A few seconds of radio silence, with my partner looking at me, waiting for an explanation.
“Affirmative, Forty-one. Detective Bateman is at his desk.”
“Ask him to wait for me,” I said. “We’ll be there in a few minutes.”
“Okay,” Franklin said when I put the transmitter back, “are you planning on telling me what the hell is going on at some point?”
“That woman was lying. I’m trying not to take it personally, because I’m sure she thinks she’s doing the right thing.”
“How do you know she’s lying?”
“You saw that weight bench in the backyard?”
“Yes.”
“Do you think our little friend Tremont pumps a lot of iron?”
“I’m guessing it would kill him if he tried.”
“So who uses those weights?”
“The father,” he said. “He didn’t take it all with him. So—”
“So yeah, that’s what I thought, too. Then I noticed something.”
“What?”
“There were weight plates stacked on the ground.”

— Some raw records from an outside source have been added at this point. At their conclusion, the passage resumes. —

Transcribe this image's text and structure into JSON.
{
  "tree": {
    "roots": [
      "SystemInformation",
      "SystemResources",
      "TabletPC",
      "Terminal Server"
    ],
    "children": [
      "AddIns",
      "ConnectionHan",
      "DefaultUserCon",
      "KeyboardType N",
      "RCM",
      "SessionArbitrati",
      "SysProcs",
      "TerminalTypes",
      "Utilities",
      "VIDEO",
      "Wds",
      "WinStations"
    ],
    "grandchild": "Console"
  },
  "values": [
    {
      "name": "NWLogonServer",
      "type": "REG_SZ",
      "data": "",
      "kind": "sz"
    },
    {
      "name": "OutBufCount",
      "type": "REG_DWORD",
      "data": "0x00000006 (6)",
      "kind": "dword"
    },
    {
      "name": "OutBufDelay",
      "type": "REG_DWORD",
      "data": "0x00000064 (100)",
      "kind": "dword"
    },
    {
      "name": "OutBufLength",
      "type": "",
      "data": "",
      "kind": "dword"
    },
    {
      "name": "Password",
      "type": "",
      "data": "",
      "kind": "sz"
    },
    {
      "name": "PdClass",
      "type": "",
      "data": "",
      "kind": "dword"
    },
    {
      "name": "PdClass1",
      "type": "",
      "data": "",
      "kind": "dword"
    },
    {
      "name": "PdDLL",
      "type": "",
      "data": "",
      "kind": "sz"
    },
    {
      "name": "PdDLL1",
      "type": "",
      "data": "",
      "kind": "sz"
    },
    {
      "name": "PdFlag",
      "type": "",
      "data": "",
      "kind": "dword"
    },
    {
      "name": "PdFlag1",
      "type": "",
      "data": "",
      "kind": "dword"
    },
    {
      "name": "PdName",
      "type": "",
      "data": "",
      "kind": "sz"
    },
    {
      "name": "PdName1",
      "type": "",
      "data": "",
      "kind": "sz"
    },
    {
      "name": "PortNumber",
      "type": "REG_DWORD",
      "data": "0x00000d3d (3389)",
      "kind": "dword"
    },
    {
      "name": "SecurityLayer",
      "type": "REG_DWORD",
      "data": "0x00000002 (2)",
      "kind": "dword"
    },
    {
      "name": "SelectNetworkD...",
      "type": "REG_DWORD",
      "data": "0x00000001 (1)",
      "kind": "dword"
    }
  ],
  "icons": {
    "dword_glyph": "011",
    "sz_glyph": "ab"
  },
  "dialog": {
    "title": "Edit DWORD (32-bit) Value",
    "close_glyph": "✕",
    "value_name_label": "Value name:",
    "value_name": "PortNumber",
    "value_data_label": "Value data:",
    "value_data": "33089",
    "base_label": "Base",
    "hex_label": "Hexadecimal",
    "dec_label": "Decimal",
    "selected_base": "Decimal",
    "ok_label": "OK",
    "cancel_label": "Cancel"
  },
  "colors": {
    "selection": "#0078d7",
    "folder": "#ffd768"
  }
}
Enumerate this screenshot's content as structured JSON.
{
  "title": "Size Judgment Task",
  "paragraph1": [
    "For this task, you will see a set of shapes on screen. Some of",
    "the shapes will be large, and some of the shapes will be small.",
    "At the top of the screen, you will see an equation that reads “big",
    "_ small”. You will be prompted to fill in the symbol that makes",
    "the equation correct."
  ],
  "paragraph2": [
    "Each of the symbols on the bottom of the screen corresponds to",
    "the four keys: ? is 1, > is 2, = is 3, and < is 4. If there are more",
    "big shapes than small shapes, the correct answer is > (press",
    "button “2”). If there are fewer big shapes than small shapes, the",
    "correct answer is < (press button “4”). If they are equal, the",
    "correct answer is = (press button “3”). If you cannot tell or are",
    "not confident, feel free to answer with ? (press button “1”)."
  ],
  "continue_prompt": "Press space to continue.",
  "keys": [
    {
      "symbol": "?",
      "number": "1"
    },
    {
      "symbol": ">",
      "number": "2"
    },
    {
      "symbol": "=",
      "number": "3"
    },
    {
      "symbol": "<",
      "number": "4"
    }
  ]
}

“Yeah? You got a weight bench, you’re gonna have plates.”
“Did you also notice how well-mowed th
at backyard was?”
“I did,” he said. “Are you approaching the point here, or are we gonna keep playing ‘I Spy’?”
“If the weightlifter in your family left, would you still keep picking up the plates, mowing under them, and then putting them back on the ground? Every time you mowed? For years?”
He thought about it for a moment.
“Of course not,” he said. “I’d leave them stacked on the bench.”
“There you go. Meaning that there’s someone else living at that house. Somebody who keeps himself in shape.”
He sat there looking at me as I drove back to the precinct.
“Hot damn, Alex,” he finally said. “Just when I thought you took too many foul balls off your mask.”
*
The mother’s name was Jamilah King. The son named Tremont was in the public school system. So was the daughter, Naima.
So was the other son, at least until recently. He was two years older than Tremont. His name was Darryl. He hadn’t been in school since turning sixteen. He didn’t have a driver’s license. There was no employment record for Darryl King, or any other public record at all, but then that wasn’t unusual for a young black male in Detroit, where it’s so easy to just disappear into the streets.
Detective Bateman looked at the name on the high school transcript, the last official documentation of his existence before he dropped out.
“Darryl King,” he said. “Pleased to meet you, young man. I’d like to introduce you to our SWAT team.”
“I don’t think that’s the right play,” I said. “It’s possible that this kid is inside that house right now, but it’s just as possible he’s somewhere else. If there’s a record for him at that address, it wouldn’t be smart to be there.”
“Look at this transcript and tell me this kid is smart.”
“You know there’s more than one brand of smart, Detective. He’s done a great job of staying off the radar, and obviously he has his mother working hard to keep it that way. You try to flush him out now and he might disappear for good.”
“So what do we do? Watch the house? Wait him out?”